Decerto, ao fim daquelas páginas estava a descoberta desordenada dos dias, a incoerência das horas e, a única maneira para recuperar aquele tempo era negar-me a ele.



cleiltonsilva

7 comentários:

Anônimo disse...

Esse moço é bom mesmo. Texto digno a uma orelha, as duas de um mesmo livro. Vi que Paris é muito mais transcendental do que imaginava. Ela tem pernas através dos parágrafos de seus cantadores, esses que conectam os corações perdidos e fazem nevar no sertão. Os Dias, as horas, o tempo, tempo, tempo, tempo... E os prazeres! Proust nasceu pra ser Proust e ser lido assim, sempre. De sua lápide deve brotar um musgo de felicidade ao receber palavras tão conexas e verdadeiras.
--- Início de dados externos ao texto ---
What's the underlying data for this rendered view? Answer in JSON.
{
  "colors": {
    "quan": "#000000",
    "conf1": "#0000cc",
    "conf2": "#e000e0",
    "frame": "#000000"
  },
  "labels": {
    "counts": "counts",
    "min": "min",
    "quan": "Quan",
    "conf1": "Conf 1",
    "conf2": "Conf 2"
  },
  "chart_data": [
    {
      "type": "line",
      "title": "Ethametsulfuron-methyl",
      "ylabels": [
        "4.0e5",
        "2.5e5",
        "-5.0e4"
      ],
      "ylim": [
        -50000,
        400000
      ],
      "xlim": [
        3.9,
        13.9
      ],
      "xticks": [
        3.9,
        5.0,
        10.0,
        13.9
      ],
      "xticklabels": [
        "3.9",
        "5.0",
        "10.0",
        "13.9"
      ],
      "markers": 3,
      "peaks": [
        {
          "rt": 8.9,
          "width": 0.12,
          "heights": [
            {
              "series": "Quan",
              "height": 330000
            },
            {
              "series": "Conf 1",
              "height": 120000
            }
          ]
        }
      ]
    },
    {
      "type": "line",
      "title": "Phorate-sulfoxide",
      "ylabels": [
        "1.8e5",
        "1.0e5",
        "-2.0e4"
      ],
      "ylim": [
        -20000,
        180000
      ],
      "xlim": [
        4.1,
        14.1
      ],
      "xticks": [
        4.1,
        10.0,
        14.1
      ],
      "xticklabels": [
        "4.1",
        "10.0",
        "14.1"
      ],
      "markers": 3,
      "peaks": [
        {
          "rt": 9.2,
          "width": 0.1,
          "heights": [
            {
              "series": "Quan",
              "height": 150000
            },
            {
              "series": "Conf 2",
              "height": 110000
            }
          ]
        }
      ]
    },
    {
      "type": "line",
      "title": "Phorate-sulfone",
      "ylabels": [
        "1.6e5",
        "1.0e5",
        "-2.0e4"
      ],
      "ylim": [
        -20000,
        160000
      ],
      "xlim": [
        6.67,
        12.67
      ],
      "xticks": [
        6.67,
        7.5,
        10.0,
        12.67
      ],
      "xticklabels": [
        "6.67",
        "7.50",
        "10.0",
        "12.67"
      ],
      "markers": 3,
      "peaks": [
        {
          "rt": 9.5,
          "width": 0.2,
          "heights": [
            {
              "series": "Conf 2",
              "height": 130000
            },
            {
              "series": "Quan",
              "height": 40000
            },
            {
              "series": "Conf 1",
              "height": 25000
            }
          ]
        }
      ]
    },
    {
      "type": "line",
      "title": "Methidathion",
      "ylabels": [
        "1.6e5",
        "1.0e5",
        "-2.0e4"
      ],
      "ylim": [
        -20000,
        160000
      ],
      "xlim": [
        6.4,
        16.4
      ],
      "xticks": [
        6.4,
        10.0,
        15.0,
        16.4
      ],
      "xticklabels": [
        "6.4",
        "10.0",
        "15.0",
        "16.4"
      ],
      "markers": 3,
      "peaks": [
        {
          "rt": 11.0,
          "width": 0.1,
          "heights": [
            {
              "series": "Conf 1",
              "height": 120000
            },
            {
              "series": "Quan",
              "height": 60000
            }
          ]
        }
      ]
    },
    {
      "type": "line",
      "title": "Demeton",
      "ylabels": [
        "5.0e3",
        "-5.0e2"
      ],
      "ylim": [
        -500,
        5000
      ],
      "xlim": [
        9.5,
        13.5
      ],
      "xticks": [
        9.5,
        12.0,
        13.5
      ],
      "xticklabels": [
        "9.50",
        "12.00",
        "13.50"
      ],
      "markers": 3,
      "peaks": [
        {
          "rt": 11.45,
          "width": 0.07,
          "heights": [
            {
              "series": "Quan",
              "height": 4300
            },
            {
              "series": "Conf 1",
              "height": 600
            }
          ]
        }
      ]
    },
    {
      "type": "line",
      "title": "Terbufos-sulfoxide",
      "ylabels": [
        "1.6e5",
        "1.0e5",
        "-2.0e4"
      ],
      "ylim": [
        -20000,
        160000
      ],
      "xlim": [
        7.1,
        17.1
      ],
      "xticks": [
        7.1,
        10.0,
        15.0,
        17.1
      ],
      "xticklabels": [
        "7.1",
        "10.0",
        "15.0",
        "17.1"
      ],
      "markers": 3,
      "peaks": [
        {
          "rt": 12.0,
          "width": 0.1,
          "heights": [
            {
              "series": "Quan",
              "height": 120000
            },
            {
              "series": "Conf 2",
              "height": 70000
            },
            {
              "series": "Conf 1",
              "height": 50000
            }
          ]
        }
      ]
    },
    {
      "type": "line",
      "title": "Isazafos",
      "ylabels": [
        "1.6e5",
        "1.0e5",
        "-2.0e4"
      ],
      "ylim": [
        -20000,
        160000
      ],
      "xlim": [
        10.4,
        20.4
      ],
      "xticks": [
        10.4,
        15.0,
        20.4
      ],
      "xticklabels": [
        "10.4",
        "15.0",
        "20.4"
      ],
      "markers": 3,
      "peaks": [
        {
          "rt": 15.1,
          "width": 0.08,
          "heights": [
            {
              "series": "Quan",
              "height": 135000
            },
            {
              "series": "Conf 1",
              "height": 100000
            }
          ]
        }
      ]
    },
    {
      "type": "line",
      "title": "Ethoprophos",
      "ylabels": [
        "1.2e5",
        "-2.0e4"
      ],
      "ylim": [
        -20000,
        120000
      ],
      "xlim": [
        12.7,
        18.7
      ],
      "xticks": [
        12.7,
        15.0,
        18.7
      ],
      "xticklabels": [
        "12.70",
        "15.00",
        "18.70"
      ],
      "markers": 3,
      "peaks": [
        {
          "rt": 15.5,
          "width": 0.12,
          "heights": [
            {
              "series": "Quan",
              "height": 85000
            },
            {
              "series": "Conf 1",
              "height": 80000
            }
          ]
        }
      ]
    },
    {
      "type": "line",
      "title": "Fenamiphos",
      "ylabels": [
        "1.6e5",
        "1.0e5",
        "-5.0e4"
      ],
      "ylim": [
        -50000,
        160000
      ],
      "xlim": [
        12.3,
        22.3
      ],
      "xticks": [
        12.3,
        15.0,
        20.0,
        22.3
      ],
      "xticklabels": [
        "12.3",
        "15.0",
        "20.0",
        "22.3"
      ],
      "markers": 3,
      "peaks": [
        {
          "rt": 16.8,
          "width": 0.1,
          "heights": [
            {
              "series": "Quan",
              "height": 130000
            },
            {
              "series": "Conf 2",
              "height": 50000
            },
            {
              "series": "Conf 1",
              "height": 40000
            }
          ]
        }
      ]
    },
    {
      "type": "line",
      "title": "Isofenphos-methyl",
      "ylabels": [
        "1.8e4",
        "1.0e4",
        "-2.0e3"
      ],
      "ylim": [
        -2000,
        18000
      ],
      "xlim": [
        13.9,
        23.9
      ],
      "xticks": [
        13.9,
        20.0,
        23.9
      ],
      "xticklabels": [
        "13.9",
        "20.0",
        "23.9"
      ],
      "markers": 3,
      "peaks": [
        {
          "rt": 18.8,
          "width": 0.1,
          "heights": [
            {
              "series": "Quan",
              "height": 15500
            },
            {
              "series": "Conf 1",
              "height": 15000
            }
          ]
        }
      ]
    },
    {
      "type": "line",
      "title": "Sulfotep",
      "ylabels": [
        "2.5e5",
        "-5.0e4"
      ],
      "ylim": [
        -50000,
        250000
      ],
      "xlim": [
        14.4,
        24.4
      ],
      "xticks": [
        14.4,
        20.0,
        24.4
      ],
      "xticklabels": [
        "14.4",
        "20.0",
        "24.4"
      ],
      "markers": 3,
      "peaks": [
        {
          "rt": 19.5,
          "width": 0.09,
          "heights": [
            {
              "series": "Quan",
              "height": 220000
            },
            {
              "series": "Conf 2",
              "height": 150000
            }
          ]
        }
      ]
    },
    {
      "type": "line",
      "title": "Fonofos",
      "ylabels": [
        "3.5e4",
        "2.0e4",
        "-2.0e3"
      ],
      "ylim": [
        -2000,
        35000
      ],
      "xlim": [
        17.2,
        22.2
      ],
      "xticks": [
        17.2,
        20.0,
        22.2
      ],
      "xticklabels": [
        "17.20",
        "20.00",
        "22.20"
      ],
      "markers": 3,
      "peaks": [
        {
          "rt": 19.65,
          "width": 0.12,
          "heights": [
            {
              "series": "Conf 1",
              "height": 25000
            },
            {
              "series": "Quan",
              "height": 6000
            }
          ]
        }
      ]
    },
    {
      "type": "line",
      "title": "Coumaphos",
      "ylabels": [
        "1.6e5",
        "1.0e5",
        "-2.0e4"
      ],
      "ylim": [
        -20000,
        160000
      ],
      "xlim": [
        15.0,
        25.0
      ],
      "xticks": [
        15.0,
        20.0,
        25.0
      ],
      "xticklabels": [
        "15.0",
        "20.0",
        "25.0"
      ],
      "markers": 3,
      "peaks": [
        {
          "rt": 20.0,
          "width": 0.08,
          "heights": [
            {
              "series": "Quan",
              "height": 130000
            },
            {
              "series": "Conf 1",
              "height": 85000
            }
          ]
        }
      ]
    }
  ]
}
Ave!

Anônimo disse...

Esta sendo muito interessante esse intercâmbio de culturas no blog.Olha,Cleiton,eu tenho que te confessar que ainda não conhecia Proust ,mas o seu prévio comentário acerca dele me fez ter vontade de ler sobre ,até porque ter uma visão do que ele significa para você,que, por sinal,escreve tão bem quanto o Felipe ,é como um impulso a ler e descobrir o que te levou a pensar sobre ele dessa maneira .Valeu !!!

cleilton silva disse...

Felipe, agradeço por suas palavras e do quanto elas me silenciosas [adorável silêncio] e doces.

Abraço.

cleilton silva disse...

Manu, o que posso dizer é que Proust não se abrevia, não se pode falar dele sem cair no ridículo e eu o fiz. Ele é inesgotável. Suas cores ainda meio pálidas são demasiadamente encantadoras. Por sinal, Guimarães trancou-se num quarto e não permitiu entrar ninguém lá até que ele o lesse.
Leia-a, leia-o e leia-o.

Obrigado pelo comentário.

Anônimo disse...

Eu não sei o porquê mas pelo seu comentário algo me lembra Raul Pompéia ... Quero reler para descobrir isso !!

Anônimo disse...

Sua escrita é um céu de palavras, luz que dá vida a pensamentos, a lúcidos sentimentos. Enigmas semeados em solo árido, brotam miragens e as imagens que cultivo na minha mente as reconhecem. Ouço em silencio o que dita a tua alma em teus escritos. por isso creio não estar "encimentado". Porém, não abandones ao esquecimento o universo à sua volta, pois, as "nossas vulgares paisagens" precisam ser cantadas, como as cantou Rosa.
Um grande abraço.
Inamar Coelho

Isabella disse...

É, só posso dizer que num dia de felicidade extrema me agarrei com "À sombra das raparigas em flor" e dormi com o livro ao lado do travesseiro. E num dia de extrema infelicidade, chorei com "Um amor de Swann',pois afinal de contas tudo se reduz aos sinos da igrejinha de Combray, longamente silenciados pela vida, resgatados em forma de escrita, se assim o quisermos, como nos sugere o Narrador.